Dubai is hot and the air quality can be poor, but what has been accomplished on the southern edge of the Persian Gulf, in fewer years than I’ve been alive, is stunning.
Four days sated my appetite for the bright lights and big city. I wouldn’t want to live in Dubai, but it was a fascinating visit.
Comet Madness
A Report from Belfast
As noted in the previous installment of What’s New in Old News, my February ended with a quick hop to Belfast. Despite nine years living in the UK, this was my first visit to Northern Ireland.
Belfast is a beautiful city, filled with lovely architecture and a pedestrian-friendly downtown. I spent a happy afternoon taking in the sights, and capped it with an evening lecture at the Ulster Transport Museum. We drew about forty people. A lovely time was had by all—especially the speaker, who had forgotten how much he enjoys standing in front of an audience spouting nonsense.
Approaching the Event Horizon
From Belfast to Spokane: I am pleased to announce that Auntie’s Bookstore, a Spokane institution, has just confirmed an evening of Comet Madness for 7:00 p.m., Friday, July 21, 2023. If you happen to be in town, drop by to hear me discuss the book with Professor Kevin O’Connor of the Gonzaga History Department.
Auntie’s is currently stocking Comet Madness, so if you really want to make them (and me) happy, dash into the store tomorrow and snag your copy.
Alternatively, you could simply press this handy button and Amazon will be happy to deliver a copy right to your door:
Media Events Proliferate
Past and future events, virtual and in-person, are now collected on my website’s Media Page. It’s a one stop shop for those who cannot get enough Comet talk.

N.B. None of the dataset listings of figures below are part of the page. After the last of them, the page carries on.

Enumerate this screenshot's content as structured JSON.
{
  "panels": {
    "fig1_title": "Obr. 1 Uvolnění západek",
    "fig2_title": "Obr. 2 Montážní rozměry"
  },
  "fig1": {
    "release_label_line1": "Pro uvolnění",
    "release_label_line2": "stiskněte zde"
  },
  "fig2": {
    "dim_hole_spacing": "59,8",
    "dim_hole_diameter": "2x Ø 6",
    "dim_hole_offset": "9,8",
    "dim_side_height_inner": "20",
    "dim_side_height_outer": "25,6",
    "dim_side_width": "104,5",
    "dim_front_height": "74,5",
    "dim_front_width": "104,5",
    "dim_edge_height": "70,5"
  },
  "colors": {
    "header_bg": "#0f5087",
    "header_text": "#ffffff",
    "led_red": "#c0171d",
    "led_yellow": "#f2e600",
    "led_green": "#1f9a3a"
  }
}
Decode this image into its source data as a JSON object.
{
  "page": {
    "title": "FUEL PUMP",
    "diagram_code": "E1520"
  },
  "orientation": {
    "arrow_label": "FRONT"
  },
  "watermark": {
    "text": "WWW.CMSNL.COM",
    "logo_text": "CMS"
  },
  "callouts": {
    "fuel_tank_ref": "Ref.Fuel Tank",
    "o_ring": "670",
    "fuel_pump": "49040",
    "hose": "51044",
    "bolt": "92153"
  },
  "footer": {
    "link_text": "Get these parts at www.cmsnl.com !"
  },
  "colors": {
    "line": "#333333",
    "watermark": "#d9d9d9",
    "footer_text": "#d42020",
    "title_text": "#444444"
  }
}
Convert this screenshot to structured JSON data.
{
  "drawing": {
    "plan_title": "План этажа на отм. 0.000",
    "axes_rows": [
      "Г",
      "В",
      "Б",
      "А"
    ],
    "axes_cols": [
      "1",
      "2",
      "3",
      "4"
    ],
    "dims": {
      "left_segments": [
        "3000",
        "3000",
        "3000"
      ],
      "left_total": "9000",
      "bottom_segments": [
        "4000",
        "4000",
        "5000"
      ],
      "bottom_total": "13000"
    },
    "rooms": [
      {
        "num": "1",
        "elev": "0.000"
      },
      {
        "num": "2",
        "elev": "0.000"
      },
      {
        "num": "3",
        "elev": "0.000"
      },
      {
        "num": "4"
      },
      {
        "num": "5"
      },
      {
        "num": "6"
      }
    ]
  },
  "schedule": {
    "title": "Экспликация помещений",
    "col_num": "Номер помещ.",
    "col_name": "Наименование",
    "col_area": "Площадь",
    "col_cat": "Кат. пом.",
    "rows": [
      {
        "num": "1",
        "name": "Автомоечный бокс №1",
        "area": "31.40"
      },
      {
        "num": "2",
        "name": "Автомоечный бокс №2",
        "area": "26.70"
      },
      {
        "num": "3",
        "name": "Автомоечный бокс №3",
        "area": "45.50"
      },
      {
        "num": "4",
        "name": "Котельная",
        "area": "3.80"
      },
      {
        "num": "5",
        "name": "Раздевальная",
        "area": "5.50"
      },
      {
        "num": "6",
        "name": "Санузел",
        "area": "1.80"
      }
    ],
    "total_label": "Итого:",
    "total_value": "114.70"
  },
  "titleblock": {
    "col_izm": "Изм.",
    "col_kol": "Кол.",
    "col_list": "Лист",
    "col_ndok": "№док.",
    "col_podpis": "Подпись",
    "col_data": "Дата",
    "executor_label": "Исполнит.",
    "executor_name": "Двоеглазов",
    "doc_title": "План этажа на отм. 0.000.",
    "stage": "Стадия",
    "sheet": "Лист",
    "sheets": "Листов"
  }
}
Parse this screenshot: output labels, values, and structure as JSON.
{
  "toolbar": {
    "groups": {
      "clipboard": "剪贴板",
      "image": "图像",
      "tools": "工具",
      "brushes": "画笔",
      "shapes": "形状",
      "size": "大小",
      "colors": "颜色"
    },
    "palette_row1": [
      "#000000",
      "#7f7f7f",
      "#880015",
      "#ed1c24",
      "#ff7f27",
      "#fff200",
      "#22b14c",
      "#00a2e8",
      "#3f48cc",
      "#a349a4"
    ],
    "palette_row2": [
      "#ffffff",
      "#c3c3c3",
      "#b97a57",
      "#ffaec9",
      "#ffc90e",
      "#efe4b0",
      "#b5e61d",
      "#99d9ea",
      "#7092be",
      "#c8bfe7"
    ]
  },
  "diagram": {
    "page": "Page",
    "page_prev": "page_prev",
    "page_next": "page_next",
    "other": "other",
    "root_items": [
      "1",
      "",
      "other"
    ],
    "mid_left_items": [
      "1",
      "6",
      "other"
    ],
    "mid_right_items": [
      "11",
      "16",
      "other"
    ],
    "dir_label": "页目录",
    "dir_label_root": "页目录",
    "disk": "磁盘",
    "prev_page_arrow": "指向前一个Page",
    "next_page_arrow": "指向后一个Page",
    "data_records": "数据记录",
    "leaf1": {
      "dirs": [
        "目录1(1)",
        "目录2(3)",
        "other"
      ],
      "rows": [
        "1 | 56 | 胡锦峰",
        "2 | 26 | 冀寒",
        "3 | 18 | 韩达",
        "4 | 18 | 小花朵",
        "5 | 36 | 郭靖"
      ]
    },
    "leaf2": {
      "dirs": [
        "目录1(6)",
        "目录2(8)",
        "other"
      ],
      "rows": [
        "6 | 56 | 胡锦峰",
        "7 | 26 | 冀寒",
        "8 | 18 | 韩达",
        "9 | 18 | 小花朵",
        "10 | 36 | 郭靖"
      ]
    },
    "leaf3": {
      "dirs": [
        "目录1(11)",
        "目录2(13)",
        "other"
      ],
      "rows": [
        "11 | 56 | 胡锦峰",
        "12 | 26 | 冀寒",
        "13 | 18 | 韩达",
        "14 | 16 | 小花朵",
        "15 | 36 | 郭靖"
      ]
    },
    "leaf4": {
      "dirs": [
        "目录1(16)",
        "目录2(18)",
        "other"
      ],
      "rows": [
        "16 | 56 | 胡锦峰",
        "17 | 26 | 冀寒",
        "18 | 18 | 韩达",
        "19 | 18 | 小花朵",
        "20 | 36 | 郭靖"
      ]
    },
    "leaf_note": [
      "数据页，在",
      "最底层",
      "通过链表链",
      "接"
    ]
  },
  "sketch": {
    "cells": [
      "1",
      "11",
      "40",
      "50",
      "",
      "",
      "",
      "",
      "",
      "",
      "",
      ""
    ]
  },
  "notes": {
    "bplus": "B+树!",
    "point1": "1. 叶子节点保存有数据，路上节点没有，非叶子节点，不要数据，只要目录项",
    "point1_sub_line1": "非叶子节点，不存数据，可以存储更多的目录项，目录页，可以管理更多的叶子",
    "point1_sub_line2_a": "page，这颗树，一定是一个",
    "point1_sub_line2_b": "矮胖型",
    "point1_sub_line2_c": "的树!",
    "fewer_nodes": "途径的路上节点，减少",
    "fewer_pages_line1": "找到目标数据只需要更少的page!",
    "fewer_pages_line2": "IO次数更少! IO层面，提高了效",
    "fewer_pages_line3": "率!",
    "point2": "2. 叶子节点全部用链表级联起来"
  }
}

The Latest from the Peripatetic Blog
New Blog Post:
PeriBlog XXIII: The Salted Land: The Peripatetic Historian travels south along the Dead Sea, visiting Jesus’ baptismal site and Lot’s wife.
Closing Thoughts
My Palestinian friends assure me that the rainy season in Ramallah only lasts from December to February. After an abnormally dry rainy season, March attempted to fill the gauge and make up the deficit.
I’m not complaining. I imagine that the blazing hammer of a relentless sun draws nigh. Best to soak up the rain like a human sponge, relishing the damp as long as it may last.